SLURM-Job Workflow#

In this section we explain the workflow from two complementary perspectives:

  1. Platform-level view — what happens when you submit a job from DesignSafe

  2. Scheduler-level view — how SLURM actually queues, schedules, and runs the job

Where Job Submission Happens

SLURM job submission commands (such as sbatch) are issued from a login or submission node, not from compute nodes. When using DesignSafe, this step is handled automatically for you. When working directly on a TACC system, you typically access a login node via SSH to prepare files and submit jobs. A dedicated section later in this book covers job submission environments and workflows in detail.

1. Platform-level view: SLURM-Job Submission Workflow#

How Are Jobs Run for DesignSafe on TACC? – Big Picture

TACC (Texas Advanced Computing Center) provides the high-performance computing (HPC) resources that DesignSafe uses to run jobs. Specifically, jobs submitted from DesignSafe are executed on TACC’s systems — typically Stampede3 or similar clusters.

Step-by-step Process:

  1. Log into DesignSafe

    • You access it through https://www.designsafe-ci.org

    • You don’t need to interact with TACC directly unless you want to.

  2. Use the Workspace

    • DesignSafe has an interactive workspace:

      • Jupyter Notebooks

      • MATLAB

      • SimCenter tools

      • Other scientific apps like OpenSees, ADCIRC, etc.

    • These are all powered on the backend by TACC resources.

  3. Submit Job When you submit a job via DesignSafe:

    • The job is packaged with:

      • Your script

      • Input data

      • Parameters (like CPU cores, memory, wall time)

    • DesignSafe translates this into a SLURM job (TACC uses SLURM as its job scheduler).

    • The job is then sent to a TACC queue (often the designsafe or community queue on Stampede3).

  4. Execution on TACC

    • TACC runs the job exactly like any HPC job using SLURM.

    • The job runs on actual compute nodes (on Stampede3, for example).

    • Output files are saved in your DesignSafe project or data workspace.

  5. Results

    • Once complete, results are sent back to DesignSafe automatically.

    • You can view, download, or analyze the data directly in the platform.

1. Scheduler-level view: SLURM-Job Submission Workflow#

How does SLURM manage your job

  1. Job Submission

You submit a job with a job script that specifies:

  • Number of nodes and cores (e.g., 32 cores on 4 nodes–ntasks=32, –nodes=4)

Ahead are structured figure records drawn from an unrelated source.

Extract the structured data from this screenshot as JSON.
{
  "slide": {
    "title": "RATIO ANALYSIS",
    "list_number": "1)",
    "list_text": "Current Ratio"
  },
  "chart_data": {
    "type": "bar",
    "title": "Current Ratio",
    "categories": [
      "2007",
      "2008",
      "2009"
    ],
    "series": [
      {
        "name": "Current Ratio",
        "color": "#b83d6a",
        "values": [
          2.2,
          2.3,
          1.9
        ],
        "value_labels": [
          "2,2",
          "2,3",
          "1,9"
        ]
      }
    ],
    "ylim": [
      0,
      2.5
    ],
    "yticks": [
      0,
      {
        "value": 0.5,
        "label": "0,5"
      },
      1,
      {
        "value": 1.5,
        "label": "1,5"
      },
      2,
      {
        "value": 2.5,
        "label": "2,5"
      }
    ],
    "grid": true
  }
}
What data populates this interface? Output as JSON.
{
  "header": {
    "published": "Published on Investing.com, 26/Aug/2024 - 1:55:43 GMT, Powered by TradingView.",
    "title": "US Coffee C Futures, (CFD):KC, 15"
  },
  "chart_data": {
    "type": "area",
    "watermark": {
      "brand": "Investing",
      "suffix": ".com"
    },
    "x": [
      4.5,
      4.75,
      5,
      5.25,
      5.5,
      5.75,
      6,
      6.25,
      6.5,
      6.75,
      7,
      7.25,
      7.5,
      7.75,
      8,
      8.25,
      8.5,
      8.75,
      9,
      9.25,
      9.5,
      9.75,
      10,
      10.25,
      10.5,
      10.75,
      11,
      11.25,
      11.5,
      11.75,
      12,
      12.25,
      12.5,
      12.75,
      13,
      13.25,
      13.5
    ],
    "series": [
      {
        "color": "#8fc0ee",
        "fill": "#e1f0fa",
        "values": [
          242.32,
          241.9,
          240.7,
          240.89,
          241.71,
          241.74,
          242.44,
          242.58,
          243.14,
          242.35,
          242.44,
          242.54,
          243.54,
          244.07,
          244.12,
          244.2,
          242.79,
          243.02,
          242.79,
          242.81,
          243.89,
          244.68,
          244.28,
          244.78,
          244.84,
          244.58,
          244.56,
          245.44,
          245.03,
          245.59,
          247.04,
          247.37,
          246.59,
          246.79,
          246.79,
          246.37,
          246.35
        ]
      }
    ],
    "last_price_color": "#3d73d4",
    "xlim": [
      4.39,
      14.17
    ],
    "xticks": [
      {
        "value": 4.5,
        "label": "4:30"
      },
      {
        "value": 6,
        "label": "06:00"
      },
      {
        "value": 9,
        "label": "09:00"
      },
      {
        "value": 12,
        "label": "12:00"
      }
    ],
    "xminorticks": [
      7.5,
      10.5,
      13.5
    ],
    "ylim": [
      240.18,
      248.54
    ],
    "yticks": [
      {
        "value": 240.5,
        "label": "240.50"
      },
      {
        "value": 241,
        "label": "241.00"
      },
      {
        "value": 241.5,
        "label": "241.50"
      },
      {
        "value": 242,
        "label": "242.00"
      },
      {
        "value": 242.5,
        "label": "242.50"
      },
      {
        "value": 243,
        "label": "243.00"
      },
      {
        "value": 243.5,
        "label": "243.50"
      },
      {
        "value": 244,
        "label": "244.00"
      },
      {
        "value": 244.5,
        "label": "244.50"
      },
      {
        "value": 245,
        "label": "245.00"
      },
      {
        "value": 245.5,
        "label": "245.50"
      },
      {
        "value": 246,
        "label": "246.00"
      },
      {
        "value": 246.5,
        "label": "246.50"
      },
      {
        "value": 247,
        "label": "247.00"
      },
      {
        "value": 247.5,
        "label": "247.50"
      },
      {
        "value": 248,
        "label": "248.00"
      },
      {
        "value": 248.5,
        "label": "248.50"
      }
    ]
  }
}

  • Maximum runtime (e.g., 4 hours–time=04:00:00)

  • Memory requirements (e.g., –mem=16G)

  • Partition (queue) to submit to (NODE TYPE–partition=skx)

  • Allocation (project)

  • Submit with: sbatch job_script.sh

  1. Job Enters the Queue

  • Your job enters the SLURM queue and is assigned a priority.

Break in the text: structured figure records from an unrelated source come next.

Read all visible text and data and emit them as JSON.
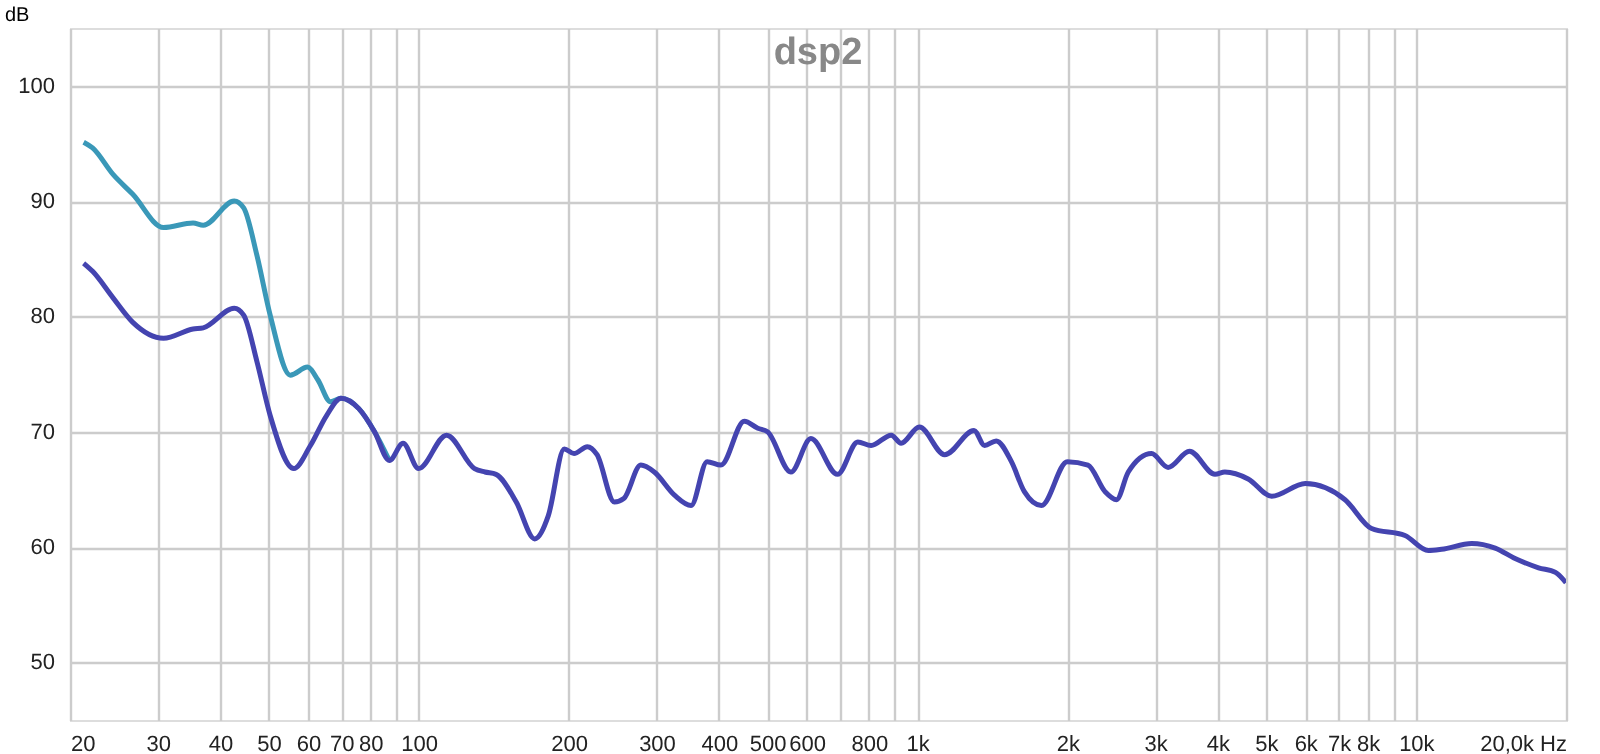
{
  "chart_data": {
    "type": "line",
    "title": "dsp2",
    "ylabel": "dB",
    "log": "x",
    "grid": true,
    "marker": "none",
    "line_style": "solid",
    "xlim": [
      20,
      20000
    ],
    "ylim": [
      45,
      105
    ],
    "xticks": [
      20,
      30,
      40,
      50,
      60,
      70,
      80,
      {
        "value": 90,
        "label": null
      },
      100,
      200,
      300,
      400,
      500,
      600,
      {
        "value": 700,
        "label": null
      },
      800,
      {
        "value": 900,
        "label": null
      },
      {
        "value": 1000,
        "label": "1k"
      },
      {
        "value": 2000,
        "label": "2k"
      },
      {
        "value": 3000,
        "label": "3k"
      },
      {
        "value": 4000,
        "label": "4k"
      },
      {
        "value": 5000,
        "label": "5k"
      },
      {
        "value": 6000,
        "label": "6k"
      },
      {
        "value": 7000,
        "label": "7k"
      },
      {
        "value": 8000,
        "label": "8k"
      },
      {
        "value": 9000,
        "label": null
      },
      {
        "value": 10000,
        "label": "10k"
      },
      {
        "value": 20000,
        "label": "20,0k Hz"
      }
    ],
    "yticks": [
      50,
      60,
      70,
      80,
      90,
      100
    ],
    "series": [
      {
        "color": "#3a98b8",
        "x": [
          21.3,
          22.2,
          24.4,
          26.7,
          30.8,
          35.3,
          37,
          42.7,
          44.6,
          47.4,
          50.4,
          55.3,
          59.9,
          62.8,
          66.6,
          69.9,
          75.9,
          81.6,
          87.4
        ],
        "values": [
          95.1,
          94.6,
          92.3,
          90.6,
          87.7,
          88.1,
          87.9,
          90,
          89.4,
          85.3,
          80.1,
          74.9,
          75.6,
          74.5,
          72.6,
          72.9,
          72,
          70,
          67.5
        ]
      },
      {
        "color": "#4444b0",
        "x": [
          21.3,
          22.2,
          24.4,
          26.7,
          30.8,
          35.3,
          37,
          42.7,
          44.6,
          47.4,
          50.4,
          56.2,
          60.7,
          65.4,
          69.9,
          75.9,
          81.6,
          87.4,
          93.1,
          100,
          113.8,
          129.5,
          135.9,
          143,
          157,
          171,
          182,
          196,
          205,
          218,
          228,
          247,
          258,
          279,
          297,
          326,
          352,
          379,
          404,
          450,
          479,
          501,
          558,
          612,
          692,
          760,
          808,
          887,
          928,
          1010,
          1135,
          1300,
          1365,
          1440,
          1545,
          1640,
          1775,
          2000,
          2200,
          2380,
          2510,
          2650,
          2950,
          3185,
          3515,
          3955,
          4140,
          4610,
          5140,
          6000,
          7210,
          8150,
          9510,
          10590,
          11260,
          12940,
          14420,
          15810,
          17620,
          19050,
          20000
        ],
        "values": [
          84.6,
          83.9,
          81.6,
          79.5,
          78.1,
          78.9,
          79,
          80.7,
          80.1,
          76.1,
          71.4,
          66.8,
          68.8,
          71.4,
          72.9,
          72,
          70,
          67.5,
          69,
          66.8,
          69.7,
          66.8,
          66.5,
          66.3,
          63.9,
          60.7,
          62.7,
          68.5,
          68.1,
          68.7,
          68,
          63.9,
          64.2,
          67.1,
          66.5,
          64.5,
          63.6,
          67.4,
          67.1,
          70.9,
          70.3,
          70,
          66.5,
          69.4,
          66.3,
          69.1,
          68.8,
          69.7,
          69,
          70.4,
          68,
          70.1,
          68.8,
          69.2,
          67.4,
          64.8,
          63.6,
          67.4,
          67.1,
          64.8,
          64.1,
          66.5,
          68.1,
          66.9,
          68.3,
          66.3,
          66.5,
          65.9,
          64.4,
          65.5,
          64.1,
          61.6,
          61,
          59.7,
          59.8,
          60.3,
          59.9,
          59,
          58.2,
          57.8,
          56.9
        ]
      }
    ]
  }
}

  • You can monitor the queue status using SLURM commands (e.g., squeue, sacct, etc.)

  1. SLURM Schedules the Job SLURM decides when and where to run your job based on:

  • Requested resources: Number of nodes, memory, and runtime.

  • Queue priority: System policies may prioritize shorter/smaller jobs.

  • Current system load: Jobs may wait until required nodes become free.

  1. Job Execution

  • Once sufficient resources are available, SLURM starts the job.

  • Your job runs on the assigned compute nodes for the allocated time.

  1. Job Completion When the job finishes:

  • Output files and logs (e.g., SLURM-.out) are generated.

  • You can check results and performance.